Quais du Polar 2022... Une autrice, Nathalie Achard, présentant son premier roman. Une modeste pile d'exemplaires modeste aux côtés des mastodontes du salon. Je m'approche et là, la dame prononce le mot qui fait mouche à chaque fois avec mois en terme de polars/thriller : "huis-clos".
Nouvelle autrice + premier roman... Peu de suspens pour la suite... Je suis repartie avec le livre dans ma valise déjà bien remplie.
Quand on approche la cinquantaine, que reste-t-il de nos jeunes années et de nos amitiés de jeunesse ? Ok, je ne suis pas concernée, faut pas abuser, mais à l'aube de la trentaine la question n'est guère différente car de nos amis collège/lycée/faculté, il ne reste finalement plus grand-chose. De fait, un groupe d'amis s'étant connu à la fac et étant toujours en relation près de 25 ans plus tard, voilà qui a de quoi faire rêver... et l'idée d'un weekend pour retrouver cette époque perdue est plutôt émouvante. Mais le rêve va très vite tourner au cauchemar.
Dès le départ, l'ambivalence entre le caractère joyeux de l'idée et les tensions omniprésentes entre les personnages a de quoi poser question et faire douter le lecteur.
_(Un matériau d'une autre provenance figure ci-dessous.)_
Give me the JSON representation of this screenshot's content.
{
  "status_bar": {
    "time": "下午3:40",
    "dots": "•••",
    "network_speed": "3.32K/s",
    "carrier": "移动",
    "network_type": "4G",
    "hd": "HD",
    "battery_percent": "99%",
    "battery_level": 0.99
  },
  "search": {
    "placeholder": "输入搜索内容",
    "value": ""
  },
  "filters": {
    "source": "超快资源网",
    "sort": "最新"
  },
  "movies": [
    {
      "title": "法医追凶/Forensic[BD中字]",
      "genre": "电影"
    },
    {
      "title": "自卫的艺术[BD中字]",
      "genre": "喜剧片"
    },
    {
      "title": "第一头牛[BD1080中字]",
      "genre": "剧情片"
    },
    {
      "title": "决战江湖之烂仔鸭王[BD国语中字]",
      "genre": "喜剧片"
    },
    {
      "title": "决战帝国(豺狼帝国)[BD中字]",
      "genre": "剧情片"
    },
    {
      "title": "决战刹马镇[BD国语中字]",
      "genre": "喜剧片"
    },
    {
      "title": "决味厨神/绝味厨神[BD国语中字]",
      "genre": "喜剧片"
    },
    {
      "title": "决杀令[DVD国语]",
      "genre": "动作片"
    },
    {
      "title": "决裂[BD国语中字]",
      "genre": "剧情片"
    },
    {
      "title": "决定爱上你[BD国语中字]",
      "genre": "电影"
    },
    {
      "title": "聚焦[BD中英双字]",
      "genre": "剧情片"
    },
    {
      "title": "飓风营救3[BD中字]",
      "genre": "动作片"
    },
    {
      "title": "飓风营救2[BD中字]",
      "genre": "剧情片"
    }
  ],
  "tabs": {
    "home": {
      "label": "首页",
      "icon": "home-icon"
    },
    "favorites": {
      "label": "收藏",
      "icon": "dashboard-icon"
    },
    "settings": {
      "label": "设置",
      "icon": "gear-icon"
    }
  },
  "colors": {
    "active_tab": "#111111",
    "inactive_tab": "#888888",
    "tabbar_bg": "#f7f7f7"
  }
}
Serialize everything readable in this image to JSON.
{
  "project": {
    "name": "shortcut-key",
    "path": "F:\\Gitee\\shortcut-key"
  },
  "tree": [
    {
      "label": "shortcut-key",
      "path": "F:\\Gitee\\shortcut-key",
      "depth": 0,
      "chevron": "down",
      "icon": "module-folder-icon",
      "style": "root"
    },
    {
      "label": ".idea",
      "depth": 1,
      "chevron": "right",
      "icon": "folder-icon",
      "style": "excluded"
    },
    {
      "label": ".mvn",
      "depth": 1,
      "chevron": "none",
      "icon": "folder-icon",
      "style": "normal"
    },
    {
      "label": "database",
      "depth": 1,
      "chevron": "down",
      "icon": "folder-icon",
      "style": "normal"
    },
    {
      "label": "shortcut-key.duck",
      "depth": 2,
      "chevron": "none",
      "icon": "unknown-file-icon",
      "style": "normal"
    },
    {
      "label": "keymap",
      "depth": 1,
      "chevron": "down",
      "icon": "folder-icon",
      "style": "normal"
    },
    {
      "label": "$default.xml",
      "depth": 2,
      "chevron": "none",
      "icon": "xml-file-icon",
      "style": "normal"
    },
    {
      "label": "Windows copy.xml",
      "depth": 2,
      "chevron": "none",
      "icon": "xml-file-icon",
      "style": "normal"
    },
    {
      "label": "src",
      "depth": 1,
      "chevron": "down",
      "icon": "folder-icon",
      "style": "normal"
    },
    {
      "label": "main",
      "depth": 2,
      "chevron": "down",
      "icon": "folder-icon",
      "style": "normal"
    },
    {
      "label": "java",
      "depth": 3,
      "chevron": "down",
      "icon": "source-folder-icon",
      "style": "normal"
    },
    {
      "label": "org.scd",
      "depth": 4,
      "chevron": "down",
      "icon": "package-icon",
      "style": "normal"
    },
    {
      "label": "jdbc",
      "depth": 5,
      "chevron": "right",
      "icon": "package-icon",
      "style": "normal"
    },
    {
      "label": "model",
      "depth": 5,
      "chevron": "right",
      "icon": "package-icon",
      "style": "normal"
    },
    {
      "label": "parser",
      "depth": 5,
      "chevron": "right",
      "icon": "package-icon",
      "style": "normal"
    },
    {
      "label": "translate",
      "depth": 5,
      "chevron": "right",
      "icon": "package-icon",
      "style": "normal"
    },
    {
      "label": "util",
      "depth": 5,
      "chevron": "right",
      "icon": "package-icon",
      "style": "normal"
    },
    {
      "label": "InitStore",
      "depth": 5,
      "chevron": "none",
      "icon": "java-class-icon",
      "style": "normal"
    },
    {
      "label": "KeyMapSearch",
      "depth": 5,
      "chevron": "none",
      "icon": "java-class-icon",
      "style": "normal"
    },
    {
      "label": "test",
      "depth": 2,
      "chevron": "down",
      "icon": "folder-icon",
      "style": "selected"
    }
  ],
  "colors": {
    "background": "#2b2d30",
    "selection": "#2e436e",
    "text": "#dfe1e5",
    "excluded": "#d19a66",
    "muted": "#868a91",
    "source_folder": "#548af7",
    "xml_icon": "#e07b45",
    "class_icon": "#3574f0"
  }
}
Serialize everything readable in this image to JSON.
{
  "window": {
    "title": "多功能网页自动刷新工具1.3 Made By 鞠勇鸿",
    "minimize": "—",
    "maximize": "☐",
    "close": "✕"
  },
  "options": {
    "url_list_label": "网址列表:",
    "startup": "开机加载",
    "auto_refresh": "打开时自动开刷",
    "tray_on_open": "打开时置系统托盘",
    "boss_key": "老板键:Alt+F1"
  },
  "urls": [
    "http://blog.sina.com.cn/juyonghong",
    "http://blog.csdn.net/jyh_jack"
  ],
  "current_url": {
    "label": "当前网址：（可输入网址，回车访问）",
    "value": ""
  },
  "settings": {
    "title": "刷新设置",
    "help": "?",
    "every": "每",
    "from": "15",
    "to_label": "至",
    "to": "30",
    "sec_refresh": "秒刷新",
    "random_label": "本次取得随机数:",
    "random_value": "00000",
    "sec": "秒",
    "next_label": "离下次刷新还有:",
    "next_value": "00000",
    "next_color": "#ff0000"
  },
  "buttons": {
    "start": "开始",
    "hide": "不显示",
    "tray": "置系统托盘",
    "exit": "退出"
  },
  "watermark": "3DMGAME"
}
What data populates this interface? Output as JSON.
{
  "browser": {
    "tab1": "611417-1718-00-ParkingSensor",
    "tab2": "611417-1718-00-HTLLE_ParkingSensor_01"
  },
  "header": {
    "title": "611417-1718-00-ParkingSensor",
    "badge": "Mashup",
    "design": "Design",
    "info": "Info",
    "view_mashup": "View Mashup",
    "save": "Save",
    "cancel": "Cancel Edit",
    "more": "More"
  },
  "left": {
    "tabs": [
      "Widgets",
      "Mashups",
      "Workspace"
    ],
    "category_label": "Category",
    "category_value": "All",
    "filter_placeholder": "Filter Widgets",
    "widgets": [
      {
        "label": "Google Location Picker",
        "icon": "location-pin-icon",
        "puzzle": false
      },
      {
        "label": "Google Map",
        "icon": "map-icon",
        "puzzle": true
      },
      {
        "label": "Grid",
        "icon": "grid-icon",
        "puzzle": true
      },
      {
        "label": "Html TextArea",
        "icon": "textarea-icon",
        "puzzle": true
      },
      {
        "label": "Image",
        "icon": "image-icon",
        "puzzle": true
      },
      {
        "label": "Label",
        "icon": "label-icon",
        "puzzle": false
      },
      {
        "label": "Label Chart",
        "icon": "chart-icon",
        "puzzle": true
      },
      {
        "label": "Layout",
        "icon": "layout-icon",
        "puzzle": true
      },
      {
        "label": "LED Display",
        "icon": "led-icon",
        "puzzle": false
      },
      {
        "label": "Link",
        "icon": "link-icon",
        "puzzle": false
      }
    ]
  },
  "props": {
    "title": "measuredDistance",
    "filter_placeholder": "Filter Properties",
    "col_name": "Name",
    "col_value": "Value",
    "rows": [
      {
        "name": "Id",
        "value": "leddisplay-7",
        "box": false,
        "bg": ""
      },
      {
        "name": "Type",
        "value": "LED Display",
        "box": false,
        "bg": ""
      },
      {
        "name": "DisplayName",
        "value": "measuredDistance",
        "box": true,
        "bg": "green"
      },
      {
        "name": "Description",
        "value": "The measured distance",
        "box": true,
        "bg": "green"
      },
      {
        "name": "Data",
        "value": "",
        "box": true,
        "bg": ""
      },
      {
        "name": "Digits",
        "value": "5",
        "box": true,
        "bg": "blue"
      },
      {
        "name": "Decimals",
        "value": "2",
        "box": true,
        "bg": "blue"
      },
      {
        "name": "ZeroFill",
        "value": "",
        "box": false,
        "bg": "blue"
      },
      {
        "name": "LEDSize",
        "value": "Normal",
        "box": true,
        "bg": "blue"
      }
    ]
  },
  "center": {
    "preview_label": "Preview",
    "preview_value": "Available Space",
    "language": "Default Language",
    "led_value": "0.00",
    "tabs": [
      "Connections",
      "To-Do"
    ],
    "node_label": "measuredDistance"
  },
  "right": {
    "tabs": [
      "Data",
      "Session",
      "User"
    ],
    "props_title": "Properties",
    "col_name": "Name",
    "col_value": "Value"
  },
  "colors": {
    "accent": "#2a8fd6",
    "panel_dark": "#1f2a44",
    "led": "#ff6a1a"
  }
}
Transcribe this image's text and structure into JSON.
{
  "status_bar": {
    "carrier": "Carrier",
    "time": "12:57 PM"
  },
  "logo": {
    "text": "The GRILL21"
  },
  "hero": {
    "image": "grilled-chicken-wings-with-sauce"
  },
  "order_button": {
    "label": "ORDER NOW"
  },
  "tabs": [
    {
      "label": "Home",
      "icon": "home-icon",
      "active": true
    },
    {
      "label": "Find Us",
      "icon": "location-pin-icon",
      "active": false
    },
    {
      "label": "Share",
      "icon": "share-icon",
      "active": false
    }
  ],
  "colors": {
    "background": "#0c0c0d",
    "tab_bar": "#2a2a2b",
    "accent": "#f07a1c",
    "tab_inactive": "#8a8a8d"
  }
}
Entre le retard des uns et la condescendance des autres, entre les mères de famille craignant de laisser leurs enfants et les célibataires sans contraintes... sans oublier cet étrange trio "mari - femme - ex femme" qui semble immédiatement sonner l'alerte de malêtre. Bref, des relations anciennes mais qui imposent un doute avec des personnages qui passent plus de temps à se hurler dessus qu'à passer du bon temps ensemble.
Alors quand à ces tensions déjà palpables s'ajoutent le huis-clos d'une maison perdue au milieu de nulle part sans internet ni téléphone, le lecteur sait que le weekend ne pourra que mal se passer et la seule vraie question sera de comprendre d'où vient la menace car l'autrice sait jouer avec nos nerfs pour nous laisser imaginer de multiples possibilités. D'autant qu'à chaque fois que l'on croit mettre le doigt dessus, un rebondissement redistribue les cartes pour une montée crescendo de l'angoisse jusqu'à l'explosion finale qui, bien que répondant aux codes du genres, fonctionne diablement bien.
Prenez six personnes aux caractères très différents, aux priorités différentes et aux vies opposées. Cloîtrez-les dans une maison pour un weekend. Secouez bien et regardez ce qui se passe. De simples retrouvailles basculeront très vite dans le roman social où l'empathie du lecteur sera mise à rude épreuve. Car si chacun saura s'identifier à l'un ou à l'autre des protagonistes de l'histoire, saura-t-il comprendre les autres et même s'identifier juste assez pour comprendre chacune des réactions ?
Plus qu'un thriller, ce roman est un questionnement sur l'amitié et sur les relations humaines. Ces gens que nous avons toujours connu et dont la vie a évolué en parallèle de la nôtre sont-ils réellement nos amis ou ne sont-ils qu'une sécurité à notre besoin d'humanité ? L'amitié sur le long terme existe-t-elle réellement ou n'est-elle qu'une excuse pour ne pas perdre notre jeunesse ? Les relations que nous entretenons avec tant de soin et tant de rage sont-elles réellement celles qu'il nous faut pour subvenir à nos besoins et pour mener la vie qu'on mérite ?
Alors, pour le thriller lui-même, certes, l'autrice joue dans ce premier roman avec des codes connus du genre avec lesquels il est difficile de se "faire avoir". Pourtant, elle y parvient toutefois grâce à sa patte professionnelle liée à la question du social plus qu'à l'intrigue elle-même. Et si le lecteur averti comprend assez tôt de quoi il retourne, comment imaginer le cauchemar qui ne cessera d'évoluer au fil des pages et du weekend ?
Un roman prenant qui sonde l'âme humaine et qui nous propulse face à nous-mêmes.